I have a table with customer IDs, creditcard_number and creditcard_type (amex, mastercard, etc.) I am trying to find a way to:
I tried with change data feed (but it only tracks row-level changes) I tried with column mapping (but column mapping doesn't modify the data files too). And if it doesn't modify the files too, i can't see them in Dremio (which i'm using as a federator to load the data further to Ontopic - the virtual knowledge graph tool).
How can i change the name of a column? Then access it's old name. And everything has to be done with Delta. Is Delta event capable of this? Or am I missing something?

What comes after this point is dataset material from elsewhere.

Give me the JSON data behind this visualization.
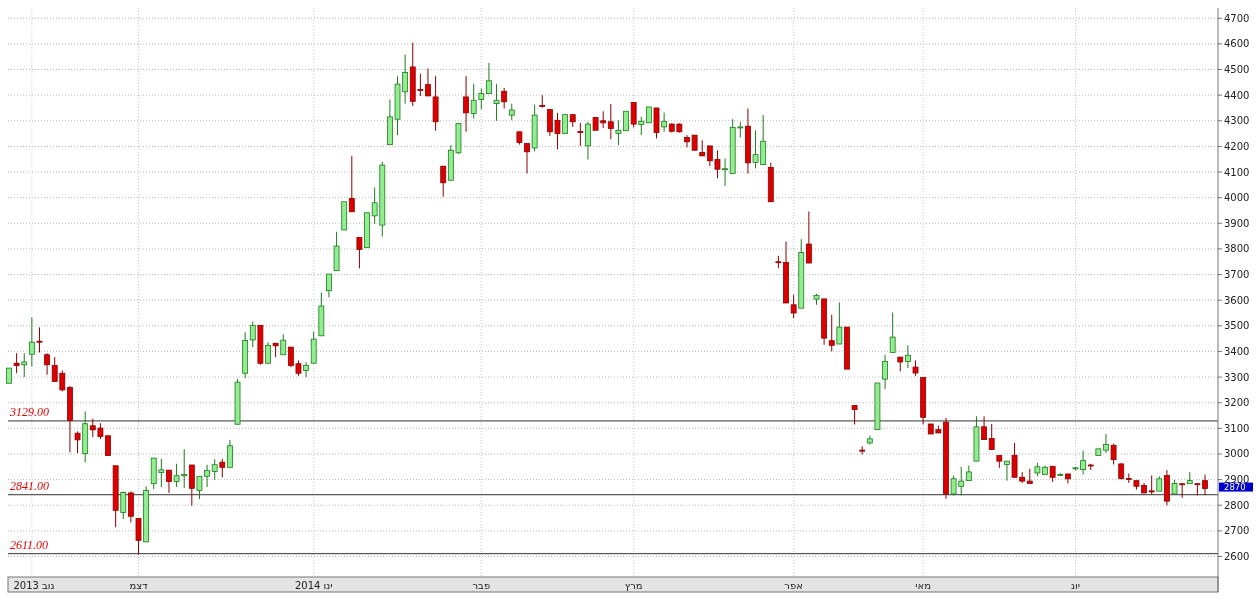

Yes, you can rename columns starting with Delta Lake 1.2.0, at least in Apache Spark (not sure about Dremio) - you need to enable column mapping by name (my table is called test
):
ALTER TABLE test SET TBLPROPERTIES (
'delta.columnMapping.mode' = 'name',
'delta.minReaderVersion' = '2',
'delta.minWriterVersion' = '5')
Then rename columns:
ALTER TABLE test rename column creditcard_type to type;
ALTER TABLE test rename column creditcard_number to number
And you can pull the old and new names from Delta table history with something like this (pull history, leave only RENAME COLUMN
operations and select old and new names from the operationParameters
column):
# fetch history for the table
tdf = spark.sql("describe history test") \
.filter("operation='RENAME COLUMN'") \
.selectExpr("operationParameters['oldColumnPath'] as old_name",
"operationParameters['newColumnPath'] as new_name")
# convert dataframe into a dict old_name -> new_name
names_mapping = dict([[r[0], r[1]] for r in tdf.collect()])
will give you:
>>> names_mapping
{'creditcard_number': 'number', 'creditcard_type': 'type'}